Mohon tunggu...
Stefanus Rahoyo
Stefanus Rahoyo Mohon Tunggu... Dosen - Mantan Guru

Mantan guru yang sekarang menjadi dosen sambil bergelut dengan dunia perbukuan sebagai pekerja buku.

Selanjutnya

Tutup

Humaniora Pilihan

Idolizing Certificate

20 Maret 2021   06:27 Diperbarui: 20 Maret 2021   06:30 163
+
Laporkan Konten
Laporkan Akun
Kompasiana adalah platform blog. Konten ini menjadi tanggung jawab bloger dan tidak mewakili pandangan redaksi Kompas.

Dua hari lalu saya mencatatkan Hak Kekayaan Intelektual (HKI) untuk laporan penelitian dasar saya. Ini adalah kali pertama saya mengurus HKI. Sehari kemudian, setelah biaya saya bayar, sertifikat HKI keluar. Dalam hati saya bertanya-tanya: apa istimewanya HKI sehingga harus dijadikan luaran wajib penelitian dasar? Bukankah mengurus HKI begitu mudah? Selama laporannya ada (SEJELEK atau sebagus apa pun), syarat-syarat lain terpenuhi (copy KTP, surat pernyataan, surat penyerahan--HANYA ITU!) terpenuhi, dan MEMBAYAR biaya pencatatan, saya kira sertifikat pasti keluar. Sekali lagi, lalu apa istimewanya HKI dijadikan luaran wajib penelitian dasar? 

Tadinya saya menduga bahwa untuk mengurus HKI sama sulitnya dengan menyiapkan artikel jurnal penelitian. Ternyata tidak! Maka, setelah mengurus sendiri HKI tersebut, saya berpendapat bahwa mengharuskan HKI sebagai luaran wajib penelitian dasar adalah sebuah sebuah pendewa-dewaan sertifikat. Kecuali, tentu saja, hasil penelitian itu berupa teknologi baru, metode baru, produk baru, dan sejenisnya. Kalau sekadar laporan penelitian, buat apa di-HKI-kan? Tetapi, barangkali memang memang baru sampai taraf "sertifikat" itulah pendidikan kita. Segalanya disertifikat, seolah-olah persoalan pendidikan selesai bila sudah disertifikat. Maka jangan heran bila ada sarjana, tapi sarjana sertifikat; ada doktor, tapi doktor sertifikat; bahkan mungkin juga profesor, tapi profesor sertifikat. 

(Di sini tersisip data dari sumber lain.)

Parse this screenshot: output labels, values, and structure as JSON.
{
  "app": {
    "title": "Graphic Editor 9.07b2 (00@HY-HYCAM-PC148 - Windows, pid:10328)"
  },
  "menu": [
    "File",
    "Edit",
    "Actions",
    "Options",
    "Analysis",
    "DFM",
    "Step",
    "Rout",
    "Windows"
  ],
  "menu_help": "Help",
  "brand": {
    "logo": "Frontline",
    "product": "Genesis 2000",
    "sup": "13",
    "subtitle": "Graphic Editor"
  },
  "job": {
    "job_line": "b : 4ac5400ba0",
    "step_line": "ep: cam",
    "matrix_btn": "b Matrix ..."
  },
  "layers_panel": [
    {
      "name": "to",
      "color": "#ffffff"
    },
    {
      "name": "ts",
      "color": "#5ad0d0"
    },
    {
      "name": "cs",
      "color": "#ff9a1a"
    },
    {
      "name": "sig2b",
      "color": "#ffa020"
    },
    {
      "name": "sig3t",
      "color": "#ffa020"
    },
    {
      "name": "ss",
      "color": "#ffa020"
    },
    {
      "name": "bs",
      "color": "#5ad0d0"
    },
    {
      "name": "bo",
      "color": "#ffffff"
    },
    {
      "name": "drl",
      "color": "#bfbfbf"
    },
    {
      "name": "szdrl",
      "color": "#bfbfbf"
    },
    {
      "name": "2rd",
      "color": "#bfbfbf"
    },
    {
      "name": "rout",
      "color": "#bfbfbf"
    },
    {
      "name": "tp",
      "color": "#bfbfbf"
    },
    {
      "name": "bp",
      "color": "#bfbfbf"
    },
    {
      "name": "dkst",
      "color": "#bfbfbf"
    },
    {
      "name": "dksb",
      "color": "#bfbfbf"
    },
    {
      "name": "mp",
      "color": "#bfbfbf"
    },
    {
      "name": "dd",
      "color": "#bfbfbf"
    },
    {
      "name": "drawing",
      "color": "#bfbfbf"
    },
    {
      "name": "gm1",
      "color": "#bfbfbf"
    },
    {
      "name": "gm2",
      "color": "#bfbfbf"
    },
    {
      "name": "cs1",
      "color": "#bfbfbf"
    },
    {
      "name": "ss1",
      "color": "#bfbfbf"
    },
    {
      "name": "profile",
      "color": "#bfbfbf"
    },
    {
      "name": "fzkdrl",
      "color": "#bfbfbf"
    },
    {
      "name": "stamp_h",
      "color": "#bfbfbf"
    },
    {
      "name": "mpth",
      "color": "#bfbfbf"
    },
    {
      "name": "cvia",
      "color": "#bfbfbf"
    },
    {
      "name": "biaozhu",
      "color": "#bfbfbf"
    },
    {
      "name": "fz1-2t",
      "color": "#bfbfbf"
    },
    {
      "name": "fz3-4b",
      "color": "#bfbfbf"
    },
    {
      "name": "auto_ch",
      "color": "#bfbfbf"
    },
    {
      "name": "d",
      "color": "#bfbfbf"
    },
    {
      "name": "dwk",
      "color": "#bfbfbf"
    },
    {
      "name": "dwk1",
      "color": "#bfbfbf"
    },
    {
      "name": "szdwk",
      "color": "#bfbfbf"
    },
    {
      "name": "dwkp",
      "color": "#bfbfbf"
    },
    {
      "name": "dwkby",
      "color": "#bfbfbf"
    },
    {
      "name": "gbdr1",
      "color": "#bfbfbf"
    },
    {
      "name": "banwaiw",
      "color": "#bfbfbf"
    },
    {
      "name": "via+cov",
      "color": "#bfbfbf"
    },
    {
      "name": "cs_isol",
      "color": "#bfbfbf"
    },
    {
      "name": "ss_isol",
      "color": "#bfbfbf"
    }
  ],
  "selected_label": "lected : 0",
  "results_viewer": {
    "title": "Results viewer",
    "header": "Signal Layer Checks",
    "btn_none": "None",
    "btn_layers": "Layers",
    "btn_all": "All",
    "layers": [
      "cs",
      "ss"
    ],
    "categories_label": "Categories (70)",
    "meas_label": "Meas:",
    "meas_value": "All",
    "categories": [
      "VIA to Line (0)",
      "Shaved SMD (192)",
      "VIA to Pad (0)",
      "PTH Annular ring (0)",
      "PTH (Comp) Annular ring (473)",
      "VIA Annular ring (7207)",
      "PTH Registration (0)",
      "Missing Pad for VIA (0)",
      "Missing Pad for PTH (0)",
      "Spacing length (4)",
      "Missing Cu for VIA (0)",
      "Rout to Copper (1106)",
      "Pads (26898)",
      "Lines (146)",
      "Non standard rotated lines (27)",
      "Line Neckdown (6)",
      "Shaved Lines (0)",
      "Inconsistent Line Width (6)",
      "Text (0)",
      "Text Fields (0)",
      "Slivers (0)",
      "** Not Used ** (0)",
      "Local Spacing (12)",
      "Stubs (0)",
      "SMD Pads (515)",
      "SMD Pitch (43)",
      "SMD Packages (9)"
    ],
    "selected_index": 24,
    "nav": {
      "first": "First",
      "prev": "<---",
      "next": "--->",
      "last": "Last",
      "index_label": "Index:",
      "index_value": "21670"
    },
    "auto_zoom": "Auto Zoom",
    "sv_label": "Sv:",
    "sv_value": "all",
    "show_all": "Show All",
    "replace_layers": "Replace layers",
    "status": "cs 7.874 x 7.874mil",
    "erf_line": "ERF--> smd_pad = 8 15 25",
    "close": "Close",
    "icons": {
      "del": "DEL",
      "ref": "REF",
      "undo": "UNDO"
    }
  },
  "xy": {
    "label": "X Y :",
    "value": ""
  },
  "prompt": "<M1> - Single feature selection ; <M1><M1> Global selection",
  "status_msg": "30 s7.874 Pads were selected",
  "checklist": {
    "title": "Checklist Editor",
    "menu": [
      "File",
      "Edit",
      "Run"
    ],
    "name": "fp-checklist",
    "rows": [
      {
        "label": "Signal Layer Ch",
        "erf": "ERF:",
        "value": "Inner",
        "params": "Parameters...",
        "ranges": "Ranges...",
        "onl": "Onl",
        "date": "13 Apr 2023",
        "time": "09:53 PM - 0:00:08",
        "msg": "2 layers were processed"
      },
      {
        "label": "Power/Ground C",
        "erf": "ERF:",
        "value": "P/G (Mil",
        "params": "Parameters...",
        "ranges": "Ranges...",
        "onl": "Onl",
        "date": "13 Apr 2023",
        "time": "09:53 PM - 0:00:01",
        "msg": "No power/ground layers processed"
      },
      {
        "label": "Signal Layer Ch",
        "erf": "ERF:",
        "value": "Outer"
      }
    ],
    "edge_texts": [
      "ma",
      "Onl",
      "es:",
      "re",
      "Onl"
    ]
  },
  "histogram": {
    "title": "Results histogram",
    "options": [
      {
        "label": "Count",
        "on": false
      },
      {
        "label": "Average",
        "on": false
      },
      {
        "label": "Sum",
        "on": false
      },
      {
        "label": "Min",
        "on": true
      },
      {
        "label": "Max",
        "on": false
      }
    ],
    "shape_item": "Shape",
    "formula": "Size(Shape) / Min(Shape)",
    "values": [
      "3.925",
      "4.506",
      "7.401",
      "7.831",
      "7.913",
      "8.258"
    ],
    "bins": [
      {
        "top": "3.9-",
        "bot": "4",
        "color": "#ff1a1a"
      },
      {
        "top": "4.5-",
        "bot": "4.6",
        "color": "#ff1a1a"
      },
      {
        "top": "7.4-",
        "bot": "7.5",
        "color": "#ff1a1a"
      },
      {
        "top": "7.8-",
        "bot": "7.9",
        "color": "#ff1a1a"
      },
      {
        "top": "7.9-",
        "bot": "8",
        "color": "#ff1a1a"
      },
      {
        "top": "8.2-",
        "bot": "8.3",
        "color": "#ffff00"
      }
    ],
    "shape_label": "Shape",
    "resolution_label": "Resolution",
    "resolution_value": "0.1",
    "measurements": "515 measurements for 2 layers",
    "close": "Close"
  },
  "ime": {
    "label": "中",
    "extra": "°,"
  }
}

Dua (mantan) dosen saya di Universitas Kristen Satya Wacana (kebetulan kedua-duanya telah almarhum) dalam kesempatan terpisah pernah mengatakan seperti ini (dengan kalimat yang berbeda, tentunya!), "Tidak penting nilai A atau B atau C di ijazah. Yang nanti akan dilihat orang adalah karyamu seperti apa." Kebetulan keduanya sama-sama lulusan Belanda. Begitulah seharusnya pendidikan! Pendidikan tidak disibukkan atau bahkan dikerangkeng oleh tetek bengek administratif-formal-prosedural tetapi seharusnya berorientasi ke hal-hal yang substansial. Yang saya tahu, di Singapura dan Australia (mungkin tidak di semua universitas) dari S1 Anda tidak perlu lewat S2 untuk melanjutkan ke S3. Tentu, Anda harus membuktikan bahwa Anda mampu. Nah, ini substansial!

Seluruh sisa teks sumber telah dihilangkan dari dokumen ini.